Is there any rigorous way to answer the question of how much information (be it ...

riskable · on Feb 29, 2024

Yes, actually: That's the entire point of the paper! The concept is that the amount of information contained in a weight like 0.00006103515625 is equivalent to 0. -0.99951172 is equivalent to -1, 1.26406236 equivalent to 1, etc. That there's no practical difference when actually utilizing the model (if trained in ternary from the start).

The paper posits (and provides evidence) that if you train a model using ternary values instead of floating point values you get equivalent (useful/practical) information. You can't take an existing model and round all the values down to `{-1,0,+1}` values but you can (re)train a model using ternary values to get the same end result (equivalent information/output).

Technically a model trained using FP16 values contains vastly more information than a model trained using ternary values. Practically though it seems to make no difference.

My prediction: Floating point models will still be used extensively by scientists and academics in their AI research but nearly all real-world, publicly-distributed AI models will be ternary. It's just too practical and enticing! Even if the ternary representation of a model is only 90% effective it's going to be so much faster and cheaper to use it in reality. We're talking about the difference between requiring a $500 GPU or a $5 microcontroller.

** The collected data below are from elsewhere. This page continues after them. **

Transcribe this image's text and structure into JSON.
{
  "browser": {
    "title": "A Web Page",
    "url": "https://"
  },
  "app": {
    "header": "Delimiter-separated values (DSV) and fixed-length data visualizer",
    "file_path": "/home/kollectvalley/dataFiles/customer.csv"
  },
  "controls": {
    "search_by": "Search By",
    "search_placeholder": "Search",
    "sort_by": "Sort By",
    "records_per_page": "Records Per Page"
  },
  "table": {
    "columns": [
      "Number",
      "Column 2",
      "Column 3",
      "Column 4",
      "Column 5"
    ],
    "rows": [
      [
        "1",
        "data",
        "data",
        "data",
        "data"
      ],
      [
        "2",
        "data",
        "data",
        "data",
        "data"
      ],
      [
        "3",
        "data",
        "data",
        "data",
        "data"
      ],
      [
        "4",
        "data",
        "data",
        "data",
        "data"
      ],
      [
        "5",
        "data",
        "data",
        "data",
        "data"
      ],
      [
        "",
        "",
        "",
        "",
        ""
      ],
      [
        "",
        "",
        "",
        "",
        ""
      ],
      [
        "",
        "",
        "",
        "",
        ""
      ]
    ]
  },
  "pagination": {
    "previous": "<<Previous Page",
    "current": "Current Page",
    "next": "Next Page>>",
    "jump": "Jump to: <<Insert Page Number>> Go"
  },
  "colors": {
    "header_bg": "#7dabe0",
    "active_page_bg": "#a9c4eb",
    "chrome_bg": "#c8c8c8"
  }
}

Blackthorn · on Feb 29, 2024

I don't think you really answered my question. What's been done by the paper is show experimentally that networks don't have enough information to justify their weight precision, and that's really good and a very important result, but what I was asking was if there's a rigorous way to take an arbitrary network and determine its information content (either by itself, or compared to another network). Possibly that can be relative to its outputs.